Umberto Tozzi, esce l’album “Ma che spettacolo”

«È un disco ispirato. Non succedeva da anni: lo ascolto e mi emoziono» racconta il cantante torinese

29 Ottobre 2015 | 14:00

Umberto Tozzi, esce l’album “Ma che spettacolo”

«È un disco ispirato. Non succedeva da anni: lo ascolto e mi emoziono» racconta il cantante torinese

 di Giulia Ciavarelli

Foto: Milano- Umberto Tozzi presenta il suo nuovo album  - Credit: © Corbis

29 Ottobre 2015 | 14:00 di Giulia Ciavarelli

«Sono da quasi vent’anni in tour: senza alcuna presunzione, posso dire che il mio repertorio è leggendario perché molte canzoni sono vere e proprie pagine di musica. Il mio grande esempio è stato Lucio Battisti, con il quale ho avuto il piacere di lavorare». È diretto, schietto e con una gran voglia di far conoscere un “disco ispirato che ancora mi emoziona”, come lui stesso lo definisce.
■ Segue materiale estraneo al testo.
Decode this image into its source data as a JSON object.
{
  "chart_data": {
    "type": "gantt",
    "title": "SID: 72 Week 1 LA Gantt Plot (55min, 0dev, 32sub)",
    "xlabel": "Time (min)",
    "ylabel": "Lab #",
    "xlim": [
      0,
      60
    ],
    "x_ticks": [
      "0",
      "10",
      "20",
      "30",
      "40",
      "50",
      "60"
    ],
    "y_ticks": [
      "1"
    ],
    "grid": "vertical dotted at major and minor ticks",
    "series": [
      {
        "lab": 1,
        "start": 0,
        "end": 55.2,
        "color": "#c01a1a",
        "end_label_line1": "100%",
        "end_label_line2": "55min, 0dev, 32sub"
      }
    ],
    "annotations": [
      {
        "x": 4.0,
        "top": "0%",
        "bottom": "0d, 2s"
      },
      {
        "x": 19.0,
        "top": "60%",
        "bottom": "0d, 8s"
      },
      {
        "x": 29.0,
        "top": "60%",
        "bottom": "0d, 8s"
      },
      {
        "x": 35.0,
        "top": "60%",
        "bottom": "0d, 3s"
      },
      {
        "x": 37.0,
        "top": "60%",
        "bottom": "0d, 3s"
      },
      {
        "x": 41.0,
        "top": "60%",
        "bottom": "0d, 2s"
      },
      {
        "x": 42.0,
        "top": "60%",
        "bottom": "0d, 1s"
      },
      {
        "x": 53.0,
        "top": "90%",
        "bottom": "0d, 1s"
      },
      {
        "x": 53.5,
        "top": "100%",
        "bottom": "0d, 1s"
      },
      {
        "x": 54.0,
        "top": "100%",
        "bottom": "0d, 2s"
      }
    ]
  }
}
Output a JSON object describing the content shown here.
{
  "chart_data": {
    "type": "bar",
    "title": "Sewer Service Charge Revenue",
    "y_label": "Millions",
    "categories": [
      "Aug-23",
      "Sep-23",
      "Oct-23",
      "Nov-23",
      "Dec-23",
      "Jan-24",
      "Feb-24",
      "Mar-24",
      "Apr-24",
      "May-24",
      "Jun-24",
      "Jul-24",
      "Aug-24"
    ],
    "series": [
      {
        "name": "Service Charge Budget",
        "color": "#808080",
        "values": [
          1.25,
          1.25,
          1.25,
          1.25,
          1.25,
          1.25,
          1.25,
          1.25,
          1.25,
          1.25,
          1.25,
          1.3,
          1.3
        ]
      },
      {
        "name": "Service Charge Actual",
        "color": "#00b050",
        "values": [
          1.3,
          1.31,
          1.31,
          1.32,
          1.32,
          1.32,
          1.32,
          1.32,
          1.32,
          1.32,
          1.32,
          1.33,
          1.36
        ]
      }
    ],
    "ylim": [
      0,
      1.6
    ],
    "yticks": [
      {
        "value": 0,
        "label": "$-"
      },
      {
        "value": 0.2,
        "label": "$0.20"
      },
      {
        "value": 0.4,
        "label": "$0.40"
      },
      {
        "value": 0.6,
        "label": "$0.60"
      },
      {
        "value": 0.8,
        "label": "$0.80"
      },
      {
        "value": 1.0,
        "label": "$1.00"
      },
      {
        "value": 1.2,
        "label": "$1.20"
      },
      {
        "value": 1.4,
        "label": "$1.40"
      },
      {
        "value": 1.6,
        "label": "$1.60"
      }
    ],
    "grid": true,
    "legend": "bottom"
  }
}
Arrivato da un concerto in Australia, Umberto Tozzi è un vulcano di racconti: dall’idea di diventare un calciatore ai ricordi sanremesi, passando per i numerosi viaggi, l’amore per la Francia fino ai più attuali talent.

Dopo tre anni di silenzio discografico, il cantante torinese torna con l’album Ma che spettacolo: tredici tracce inedite e una bonus track che usciranno il 30 ottobre (Momy Records - distribuito Sony Music).
«Il disco l'ho scritto tra febbraio e marzo durante un bel momento di ispirazione che aspettavo da molto tempo. Mi sono chiuso nel mio studio e sono nate le canzoni in maniera del tutto naturale, anche come tempistica. C’è allegato il mio primo dvd: l’ho registrato nel dicembre 2012 durante il concerto al Gran Teatro Geox di Padova. L’acustica è una delle migliori e posso dire che nel live c’è una parte importante del mio curriculum musicale».



Ed è vero, la carriera professionale di Tozzi è ricca di hit riconoscibili e tuttora molto amate, da «Ti amo» a «Gloria», da «Stella stai» a «Gli altri siamo noi», ma ci sono stati momenti ancora difficili da descrivere come quello dell'Ariston nel 2005, il primo Festival di Paolo Bonolis: «Scelsi di andare a Sanremo perché mi convinse Gianmarco Mazzi. Scrissi una canzone, "Le parole", che mi piaceva molto ma ero indeciso. Fortunatamente abito non troppo distante dall’Ariston poiché fui il primo a lasciare la competizione. Mi sarei aspettato un finale diverso». Se il suo sogno era sempre stato quello di intraprendere una carriera calcistica, la musica arrivò sotto una forma di ribellione adolescenziale ma senza l'aspirazione a voler diventare un cantante: «Più tardi, ho capito di avere una personalità vocale e di aver trasformato le canzoni in vere hit poiché ai concerti anche gli stranieri cantano con me». 

E proprio questo allontanamento dall’Italia è stato l'argomento spiegato e discusso durante la presentazione alla stampa: «Se fossi nato a Liverpool, probabilmente sarei stato il quinto Beatles. Sono felice di aver ottenuto la considerazione in tutto il mondo, anche se non in Italia. Il paese che mi ha accolto di più è sicuramente la Francia: "Ti amo" veniva inserita nelle discoteche della Costa Azzurra e riuscì a rimanere per molti mesi ai vertici delle classifiche».

Torniamo al presente, perché la nuova proposta di tredici tracce offerta da Umberto Tozzi è variegata, interessante, attenta alle tematiche amorose ma anche a quelle strettamente attuali. «"Ma che spettacolo" è quello che vediamo in televisione e leggiamo sui giornali. Sono scosso da tutto quello che avviene nel mondo, soprattutto ai bambini. Rispetto a “Si può dare di più”, qui non c’è speranza». L'album contiene una fotografia sincera di un amore incancellabile in Sei tu l’immenso amore mio, la descrizione dell’innamoramento in Che Amore Sia e una considerazione molto positiva in Donne al Potere. Nella sua hit parade personale, anche Hammamet che nasce dalla frequentazione con Bobo Craxi e Quell’inutile addio nel quale si consuma una dichiarazione di scuse nei confronti della donna amata.

Ultima riflessione è riservata ai talent: «Prima noi ci sentivamo protetti, ora i ragazzi se sbagliano, falliscono dopo un solo album. Giovani talenti che non vengono aiutati perché le etichette discografiche sono oramai assenti. Giudice di un talent? Perchè no, non lo escludo. Parlo tre lingue e sarebbe sicuramente un'esperienza totalmente nuova».